Il quarto rimedio dovrebbe, appunto, essere quello della limitazione dell’influenza delle lobbies. Esse hanno preso piede in modo esagerato nel sistema dell’Unione, non solo per compiacenza di politici e funzionari (non sarebbe certo un’anomalia nella sfera normativa e politica di tutto il mondo!), ma anche per il desiderio, chiaramente espresso nel Trattato almeno fin da Maastricht, di rendere più democratica e trasparente l’Unione attraverso il rapporto con la “società civile”, della quale gli attori più forti sono, però, proprio le lobbies. Così siamo arrivati in piena crisi ad includere nel comitato consultivo che doveva aiutare a preparare la legge sui derivati solo rappresentanti di grandi banche, per l’essenziale americane, terribilmente impelagate nella pratica dei derivati. Eliminare il sistema delle lobbies sembra improbabile; tuttavia si possono introdurre forti elementi di trasparenza e di concorrenza. Il Parlamento europeo lo fa attraverso il sistema delle audizioni – non sempre perfetto, ma pubblico e “competitivo”; esiste poi un Comitato economico e sociale europeo la cui funzione sarebbe proprio quella di mettere sul tappeto le proposte provenienti dalla società civile. Infine, la Commissione dovrebbe essere obbligata a dare più pubblicità alle sue necessarie relazioni con i gruppi d’interesse ed a considerare egualmente importanti rappresentanti di interessi e i rappresentanti di “valori” della società civile. Certo, è ovvio che tanto presso la Commissione che preso il Parlamento o il Consiglio vi saranno azioni di gruppi d’interesse meno pubbliche o financo corruttive. Ma, se il sistema è corretto e ben definito, rientreranno nel campo delle patologie, eventualmente da reprimere.

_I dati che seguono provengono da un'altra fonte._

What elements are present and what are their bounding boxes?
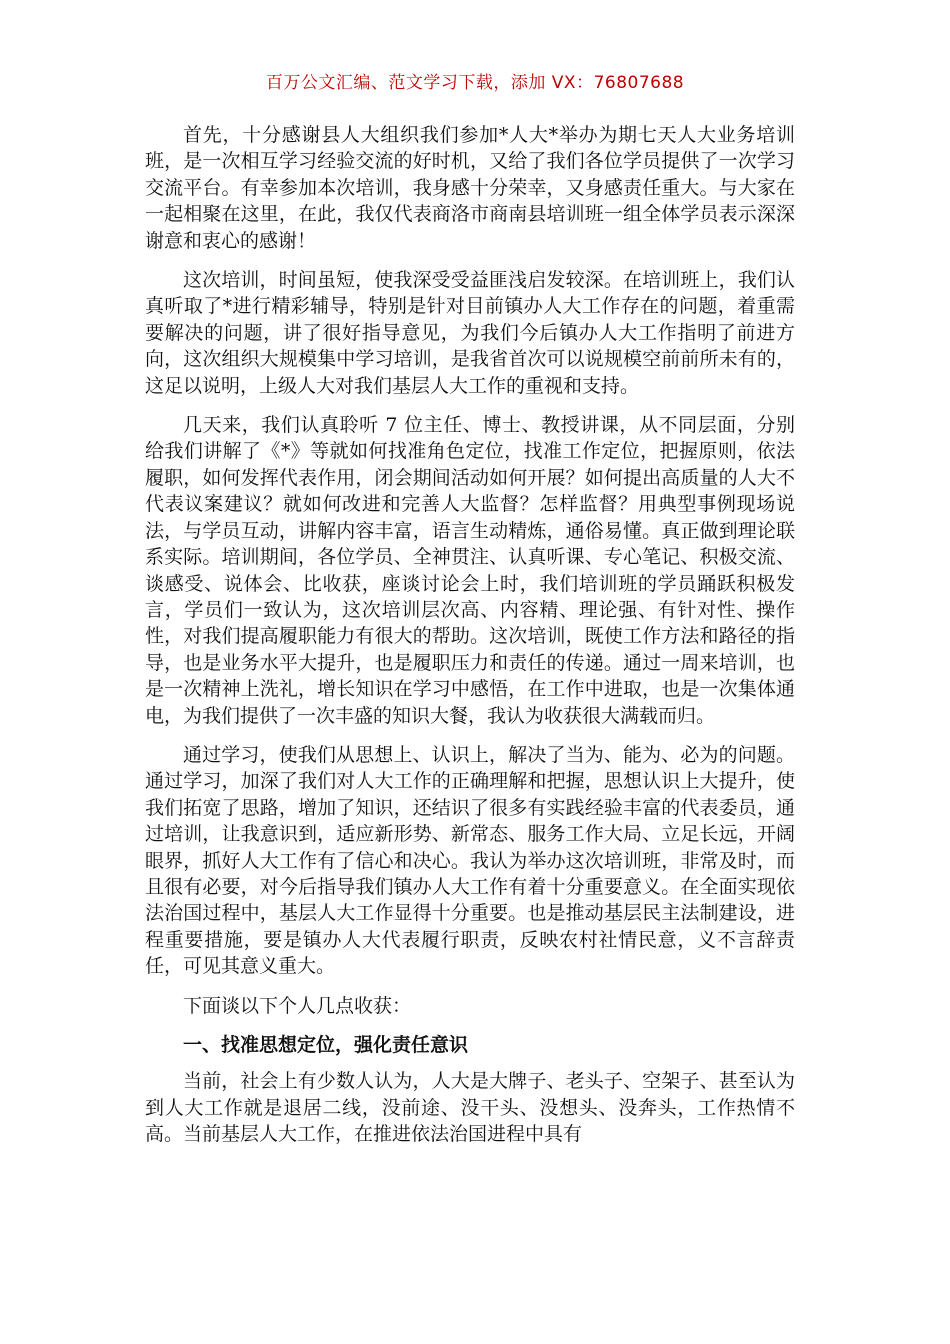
paragraph: 下面谈以下个人几点收获： [183, 994, 412, 1017]
document-body [145, 122, 795, 1161]
paragraph: 这次培训，时间虽短，使我深受受益匪浅启发较深。在培训班上，我们认真听取了*进行精彩辅导，特别是针对目前镇办人大工作存在的问题，着重需要解决的问题，讲了很好指导意见，为我们今后镇办人大工作指明了前进方向，这次组织大规模集中学习培训，是我省首次可以说规模空前前所未有的，这足以说明，上级人大对我们基层人大工作的重视和支持。 [145, 269, 795, 397]
section-heading: 一、找准思想定位，强化责任意识 [183, 1034, 469, 1056]
paragraph: 首先，十分感谢县人大组织我们参加*人大*举办为期七天人大业务培训班，是一次相互学习经验交流的好时机，又给了我们各位学员提供了一次学习交流平台。有幸参加本次培训，我身感十分荣幸，又身感责任重大。与大家在一起相聚在这里，在此，我仅代表商洛市商南县培训班一组全体学员表示深深谢意和衷心的感谢！ [145, 124, 795, 252]
header-banner: 百万公文汇编、范文学习下载，添加 VX：76807688 [265, 73, 685, 93]
paragraph: 当前，社会上有少数人认为，人大是大牌子、老头子、空架子、甚至认为到人大工作就是退居二线，没前途、没干头、没想头、没奔头，工作热情不高。当前基层人大工作，在推进依法治国进程中具有 [145, 1070, 795, 1146]
paragraph: 几天来，我们认真聆听 7 位主任、博士、教授讲课，从不同层面，分别给我们讲解了《*》等就如何找准角色定位，找准工作定位，把握原则，依法履职，如何发挥代表作用，闭会期间活动如何开展？如何提出高质量的人大不代表议案建议？就如何改进和完善人大监督？怎样监督？用典型事例现场说法，与学员互动，讲解内容丰富，语言生动精炼，通俗易懂。真正做到理论联系实际。培训期间，各位学员、全神贯注、认真听课、专心笔记、积极交流、谈感受、说体会、比收获，座谈讨论会上时，我们培训班的学员踊跃积极发言，学员们一致认为，这次培训层次高、内容精、理论强、有针对性、操作性，对我们提高履职能力有很大的帮助。这次培训，既使工作方法和路径的指导，也是业务水平大提升，也是履职压力和责任的传递。通过一周来培训，也是一次精神上洗礼，增长知识在学习中感悟，在工作中进取，也是一次集体通电，为我们提供了一次丰盛的知识大餐，我认为收获很大满载而归。 [145, 414, 795, 727]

Infine, vi dovrebbe essere un ricorso maggiore al sistema delle “strategie”. Non sempre hanno successo (strategia di Lisbona, colpita dal massimo della sfortuna!); talora lo hanno (strategia energetica). Esse comunque hanno la caratteristica di richiamare il principio di azione solidale, di sussidiarietà positiva, da parte dell’Unione e degli Stati membri, di avere un grado elevato di flessibilità e una durata prefissata. Le norme e le politiche che le mettono in opera seguono un po’ questa struttura.
E’ evidente che questi rimedi tecnici non saranno capaci da soli di affrontare una crisi dell’Europa e dell’UE che ha radici profonde, che si scontra con un mondo complesso al quale non siamo ancora riusciti ad adattarci pienamente, che pone questioni di democrazia e di ritorno a storie del passato, quali i nazionalismi o le derive autoritarie, che rimesta nel calderone di valori contraddittori, senza riuscire a trasformarli in principi costituzionali, che vede delle classi politiche incerte e per ora incapaci ad ancorarsi a prospettive politiche precise. Penso, tuttavia, che includere nella riflessione sul futuro dell’Unione anche elementi di qualche tecnicismo costituzionale non sia inutile.